Transformação, ferramenta da arte

“Grave o seu nome, seu traço e reconheça a sua cor preferida. Num instante seguinte, mude de cor e de traço; se quiser, mude até a forma como desenha o seu nome. Descubra a liberdade de se transformar e de fazer a sua própria história”.

Certa vez, num grupo de crianças entre 9 a 11 anos de idade e com uma autoritária liderança por parte de um dos seus componentes, foi proposto pelos professores o exercício “telefone sem fio” como uma atividade para desarticular a incômoda liderança instalada naquela turma.

Havia um menino de 10 anos que controlava os desejos e reprimia constantemente as iniciativas da turma, mas que ao mesmo tempo demonstrava uma intensa dificuldade para lidar com tudo que significasse transformação. Seu comportamento naquele ambiente de arte, se caracterizava por uma luta constante e bastante difícil pela permanência de ações e pensamentos, tanto dele quanto do grupo, no mundo das “coisas”, ou seja, no mundo concreto.

Ao ser sugerido o “telefone sem fio” como atividade, quase todos, justamente por estarem sob seu comando, resistiram, dizendo que se tratava de algo sem graça, no mínimo idiota. Mesmo assim, sob protestos, os professores continuaram.

Para dar inicio um dos orientadores criou então uma frase bastante concreta, mas que podia ser facilmente relacionada com o universo da arte e que poderia contrapor à “coisa pela coisa” ali estabelecida:
“Gesso é branco e seco”.
Disse o professor propositalmente bem rápido no ouvido do aluno ao seu lado, para que o significado fosse intencionalmente se perdendo enquanto a frase atravessava o grupo.
Durante a trajetória, foram inúmeros os alunos que, ao receberem a expressão com pouca clareza disseram:
-Não entendi nada!
Então os professores explicaram que não era mesmo para entender, mas escutar e passar o som ou a frase como percebeu para o colega seguinte, mesmo que parecesse absurda ou sem um significado conhecido.
Até completar o circulo, era visível o incômodo que ia sendo gerado entre eles e especialmente no pequeno autoritário.
No final foi construído um som; uma palavra estranha: “Cecutunhê”.
Foi então proposto pelos professores, significá-la. Colocá-la numa frase ou dentro de uma historinha qualquer para que ela deixasse de ser “estranha” para virar alguma coisa.
– Alguma coisa? Que coisa? Ela não pode ser nada! É só uma coisa maluca…inventada. Disse o pequeno líder ameaçado.
Um dos professores então respondeu:
– Ah amigo!…não te contei! Impressionante! Meus dedos do pé estavam doendo e coçando tanto ultimamente, mas tanto mesmo, que eu não aguentei e fui a um médico ontem.
Sabe o que ele me disse?
Que eu tenho “cecutunhê”.
Todos riram.
– Comi um “Mc lanche feliz” e o brinde era um “cecutunhê”…adorei! Disse uma criança quebrando a barreira do óbvio e assim se aventurando pela imaginação.

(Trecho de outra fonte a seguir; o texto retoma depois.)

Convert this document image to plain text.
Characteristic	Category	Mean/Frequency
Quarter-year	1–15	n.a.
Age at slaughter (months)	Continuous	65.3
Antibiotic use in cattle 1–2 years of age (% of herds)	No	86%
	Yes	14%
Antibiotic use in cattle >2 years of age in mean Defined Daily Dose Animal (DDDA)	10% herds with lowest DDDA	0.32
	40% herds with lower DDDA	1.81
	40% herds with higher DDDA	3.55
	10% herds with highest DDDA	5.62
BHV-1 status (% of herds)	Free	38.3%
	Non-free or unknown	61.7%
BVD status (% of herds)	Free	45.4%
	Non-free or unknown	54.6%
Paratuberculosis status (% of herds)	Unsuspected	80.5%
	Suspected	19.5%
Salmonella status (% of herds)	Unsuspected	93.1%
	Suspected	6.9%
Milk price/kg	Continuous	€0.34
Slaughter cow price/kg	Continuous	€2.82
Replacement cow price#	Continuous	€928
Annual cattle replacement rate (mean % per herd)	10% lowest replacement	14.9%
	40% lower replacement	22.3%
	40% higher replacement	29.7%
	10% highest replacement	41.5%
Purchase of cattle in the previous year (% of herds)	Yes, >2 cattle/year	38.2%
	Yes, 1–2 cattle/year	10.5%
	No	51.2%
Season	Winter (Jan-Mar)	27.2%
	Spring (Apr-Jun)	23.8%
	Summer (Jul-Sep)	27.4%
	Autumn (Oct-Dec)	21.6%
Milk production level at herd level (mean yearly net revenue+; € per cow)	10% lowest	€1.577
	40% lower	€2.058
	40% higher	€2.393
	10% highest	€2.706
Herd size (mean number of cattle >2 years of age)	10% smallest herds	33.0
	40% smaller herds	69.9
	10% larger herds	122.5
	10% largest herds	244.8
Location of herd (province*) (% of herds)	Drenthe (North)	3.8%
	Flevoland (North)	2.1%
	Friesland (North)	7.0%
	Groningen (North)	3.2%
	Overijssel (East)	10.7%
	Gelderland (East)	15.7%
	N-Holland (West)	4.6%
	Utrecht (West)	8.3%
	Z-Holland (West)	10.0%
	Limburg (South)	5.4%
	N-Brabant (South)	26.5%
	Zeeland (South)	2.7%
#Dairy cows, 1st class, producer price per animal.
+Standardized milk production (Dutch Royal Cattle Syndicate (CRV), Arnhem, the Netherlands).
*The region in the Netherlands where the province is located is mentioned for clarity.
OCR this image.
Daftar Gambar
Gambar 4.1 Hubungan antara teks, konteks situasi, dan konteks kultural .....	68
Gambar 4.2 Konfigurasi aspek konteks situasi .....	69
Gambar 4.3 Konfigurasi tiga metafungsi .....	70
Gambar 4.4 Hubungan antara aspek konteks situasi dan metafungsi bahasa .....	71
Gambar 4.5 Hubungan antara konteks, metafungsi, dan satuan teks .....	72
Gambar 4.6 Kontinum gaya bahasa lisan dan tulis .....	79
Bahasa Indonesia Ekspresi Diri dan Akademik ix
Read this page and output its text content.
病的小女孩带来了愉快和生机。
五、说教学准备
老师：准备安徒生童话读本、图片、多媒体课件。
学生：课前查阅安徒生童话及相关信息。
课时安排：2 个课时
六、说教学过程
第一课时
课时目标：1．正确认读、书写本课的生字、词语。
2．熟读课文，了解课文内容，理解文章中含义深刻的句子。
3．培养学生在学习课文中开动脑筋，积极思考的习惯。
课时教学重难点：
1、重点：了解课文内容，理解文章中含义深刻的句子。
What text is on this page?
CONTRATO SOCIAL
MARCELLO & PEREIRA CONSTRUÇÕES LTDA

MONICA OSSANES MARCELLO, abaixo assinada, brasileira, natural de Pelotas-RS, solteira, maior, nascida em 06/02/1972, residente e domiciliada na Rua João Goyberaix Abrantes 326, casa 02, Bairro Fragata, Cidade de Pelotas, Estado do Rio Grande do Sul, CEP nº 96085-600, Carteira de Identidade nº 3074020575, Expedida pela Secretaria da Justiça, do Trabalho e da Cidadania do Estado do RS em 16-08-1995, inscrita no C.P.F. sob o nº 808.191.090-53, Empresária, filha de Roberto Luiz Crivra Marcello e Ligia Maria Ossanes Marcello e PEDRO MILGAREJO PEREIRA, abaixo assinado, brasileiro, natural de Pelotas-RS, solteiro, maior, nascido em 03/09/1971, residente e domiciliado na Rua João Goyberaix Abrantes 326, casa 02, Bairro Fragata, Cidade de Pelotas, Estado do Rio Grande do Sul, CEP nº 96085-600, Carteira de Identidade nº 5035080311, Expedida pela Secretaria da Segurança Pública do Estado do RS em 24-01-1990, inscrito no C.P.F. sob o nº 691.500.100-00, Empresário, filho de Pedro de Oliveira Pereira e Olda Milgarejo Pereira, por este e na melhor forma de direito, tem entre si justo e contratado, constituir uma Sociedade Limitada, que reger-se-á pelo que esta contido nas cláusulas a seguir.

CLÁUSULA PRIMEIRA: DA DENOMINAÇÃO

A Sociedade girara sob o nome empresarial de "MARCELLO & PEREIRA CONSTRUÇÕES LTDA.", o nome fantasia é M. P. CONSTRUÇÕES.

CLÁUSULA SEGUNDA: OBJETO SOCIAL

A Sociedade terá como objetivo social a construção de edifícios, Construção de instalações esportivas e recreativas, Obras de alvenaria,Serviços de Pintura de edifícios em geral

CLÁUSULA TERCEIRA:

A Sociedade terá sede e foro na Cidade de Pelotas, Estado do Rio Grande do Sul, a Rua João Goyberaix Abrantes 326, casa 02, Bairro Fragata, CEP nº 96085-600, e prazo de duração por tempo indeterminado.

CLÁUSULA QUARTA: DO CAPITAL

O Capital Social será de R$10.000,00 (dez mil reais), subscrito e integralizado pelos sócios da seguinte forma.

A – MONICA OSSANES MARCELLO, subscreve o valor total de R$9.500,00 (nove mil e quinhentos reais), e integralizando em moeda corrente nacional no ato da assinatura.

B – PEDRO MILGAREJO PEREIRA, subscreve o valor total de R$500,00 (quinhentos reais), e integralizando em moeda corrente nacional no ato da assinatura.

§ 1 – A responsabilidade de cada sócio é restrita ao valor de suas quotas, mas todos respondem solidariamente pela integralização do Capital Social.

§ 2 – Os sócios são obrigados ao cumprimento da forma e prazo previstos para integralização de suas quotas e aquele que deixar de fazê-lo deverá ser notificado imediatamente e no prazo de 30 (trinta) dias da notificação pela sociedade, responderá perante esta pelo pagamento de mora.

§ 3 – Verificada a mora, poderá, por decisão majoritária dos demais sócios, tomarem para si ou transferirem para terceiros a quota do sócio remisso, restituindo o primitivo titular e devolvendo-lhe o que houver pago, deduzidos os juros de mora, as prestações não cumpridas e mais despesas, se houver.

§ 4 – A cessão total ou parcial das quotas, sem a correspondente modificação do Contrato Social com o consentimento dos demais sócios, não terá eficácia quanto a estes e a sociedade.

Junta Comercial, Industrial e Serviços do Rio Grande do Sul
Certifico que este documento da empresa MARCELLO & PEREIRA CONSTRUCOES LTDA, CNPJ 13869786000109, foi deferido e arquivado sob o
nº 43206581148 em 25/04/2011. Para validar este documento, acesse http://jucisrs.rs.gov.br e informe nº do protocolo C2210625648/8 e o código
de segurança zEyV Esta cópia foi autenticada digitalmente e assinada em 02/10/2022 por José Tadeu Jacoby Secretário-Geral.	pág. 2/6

E assim lentamente, mas às gargalhadas, foram sendo criadas frases e situações aonde o “som estranho” virou palavra e a cada novo momento ela foi sendo ressignificada.

Talvez essa, assim como tantas outras propostas, seja uma boa maneira de se apresentar o poder transformador que tem a arte especialmente para quem ainda não teve a oportunidade ou, como no caso desse menino, resiste com medo de entrar em contato com ela.
Apenas teorizar sobre a importância da liberdade e do tão necessário descompromisso para se poder fazer arte pode não sair do discurso e se perder na retórica e nunca vir a se constituir verdadeiramente em uma ação.

Crianças que vivem na miséria, num mundo inóspito, sem acolhimento e por vezes até amedrontador, como tantas que se desenvolvem à margem da sociedade estabelecida ou mesmo outras, que apesar de economicamente privilegiadas, também vivem à margem do afeto e dos limites que lhes poderiam proporcionar contorno, veem muitas vezes a arte como uma experiência “perigosa”. Talvez essa sensação de perigo, esse medo ocorra porque a arte incita à reflexões e consequentemente às transformações.

A transformação é uma característica da arte e permeia todas as ações artísticas. Já as cópias apenas reafirmam o mesmo, apesar de tantas vezes serem confundidas com arte. Cópias promovem apenas a repetição de objeto a objeto, ou seja, não são internalizadas, não passam pelo sujeito e só ela, a subjetividade dá legitimidade e pode produzir arte.